Common issues when connecting Marqo AI (Vector Search & Embeddings) to Cursor through the Vinkius, and how to resolve them.

01

Tools not appearing in Cursor

Ensure you are in Agent mode (not Ask mode). MCP tools only work in Agent mode.
02

Server shows as disconnected

Check Settings → Features → MCP and verify the server status. Try clicking the refresh button.

Marqo AI (Vector Search & Embeddings) + Cursor FAQ

Common questions about integrating Marqo AI (Vector Search & Embeddings) MCP Server with Cursor.

01

What is Agent mode and why does it matter for MCP?

Agent mode is Cursor's autonomous execution mode where the AI can perform multi-step tasks: reading files, editing code, running terminal commands, and calling MCP tools. Without Agent mode, Cursor operates in a simpler ask-and-answer mode that doesn't support tool calling. Always ensure you're in Agent mode when working with MCP servers.
02

Where does Cursor store MCP configuration?

Cursor looks for MCP server configurations in a mcp.json file. You can configure servers at the project level (.cursor/mcp.json in your project root) or globally (~/.cursor/mcp.json). Project-level configs take precedence.
03

Can Cursor use MCP tools in inline edits?

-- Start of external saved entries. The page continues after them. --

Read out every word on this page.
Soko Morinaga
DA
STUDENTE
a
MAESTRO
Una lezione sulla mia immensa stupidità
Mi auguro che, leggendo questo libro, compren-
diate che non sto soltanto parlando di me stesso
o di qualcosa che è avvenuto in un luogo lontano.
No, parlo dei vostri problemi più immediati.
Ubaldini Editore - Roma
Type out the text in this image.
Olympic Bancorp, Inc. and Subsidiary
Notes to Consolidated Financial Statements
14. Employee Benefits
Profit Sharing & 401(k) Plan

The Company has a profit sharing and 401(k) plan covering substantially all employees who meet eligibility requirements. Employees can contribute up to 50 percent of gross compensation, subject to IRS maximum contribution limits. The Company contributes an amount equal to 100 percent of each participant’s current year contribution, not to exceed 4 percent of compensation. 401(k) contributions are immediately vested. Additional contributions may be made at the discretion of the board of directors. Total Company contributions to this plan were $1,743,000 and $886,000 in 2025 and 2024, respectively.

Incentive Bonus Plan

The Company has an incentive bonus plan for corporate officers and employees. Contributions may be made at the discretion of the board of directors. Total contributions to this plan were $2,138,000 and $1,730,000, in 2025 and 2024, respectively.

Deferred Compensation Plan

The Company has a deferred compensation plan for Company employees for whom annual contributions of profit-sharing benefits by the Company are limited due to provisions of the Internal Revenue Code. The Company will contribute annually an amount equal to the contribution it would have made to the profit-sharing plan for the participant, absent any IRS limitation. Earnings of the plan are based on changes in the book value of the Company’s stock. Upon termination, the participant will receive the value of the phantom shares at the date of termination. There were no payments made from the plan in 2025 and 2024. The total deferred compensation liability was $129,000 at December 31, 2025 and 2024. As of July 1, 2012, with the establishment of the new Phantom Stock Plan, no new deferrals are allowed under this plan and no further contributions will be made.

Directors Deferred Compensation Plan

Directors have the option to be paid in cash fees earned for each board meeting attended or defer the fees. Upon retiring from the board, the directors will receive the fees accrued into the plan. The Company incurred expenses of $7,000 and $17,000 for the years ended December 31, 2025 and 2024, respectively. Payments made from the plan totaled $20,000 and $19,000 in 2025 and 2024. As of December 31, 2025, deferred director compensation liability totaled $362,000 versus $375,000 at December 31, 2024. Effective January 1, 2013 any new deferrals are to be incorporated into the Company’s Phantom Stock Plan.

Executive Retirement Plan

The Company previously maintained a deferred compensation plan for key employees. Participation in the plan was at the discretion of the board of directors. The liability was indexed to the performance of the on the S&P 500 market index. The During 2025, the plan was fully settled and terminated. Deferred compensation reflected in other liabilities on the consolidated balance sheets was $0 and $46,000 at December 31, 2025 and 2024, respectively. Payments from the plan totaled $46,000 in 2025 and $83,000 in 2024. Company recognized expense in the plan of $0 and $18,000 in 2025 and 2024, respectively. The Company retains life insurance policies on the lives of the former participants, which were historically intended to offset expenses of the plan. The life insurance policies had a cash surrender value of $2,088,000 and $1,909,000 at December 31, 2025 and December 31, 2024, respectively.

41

No. MCP tools are only available in Agent mode through the chat panel. Inline completions and Tab suggestions do not trigger MCP tool calls. This is by design — tool calls require user visibility and approval.
04

How do I verify MCP tools are loaded?

Open Settings → Features → MCP and look for your server name. A green indicator means the server is connected. You can also check Agent mode's available tools by clicking the tools dropdown in the chat panel.

Connect Marqo AI (Vector Search & Embeddings) to Cursor

Get your token, paste the configuration, and start using 6 tools in under 2 minutes. No API key management needed.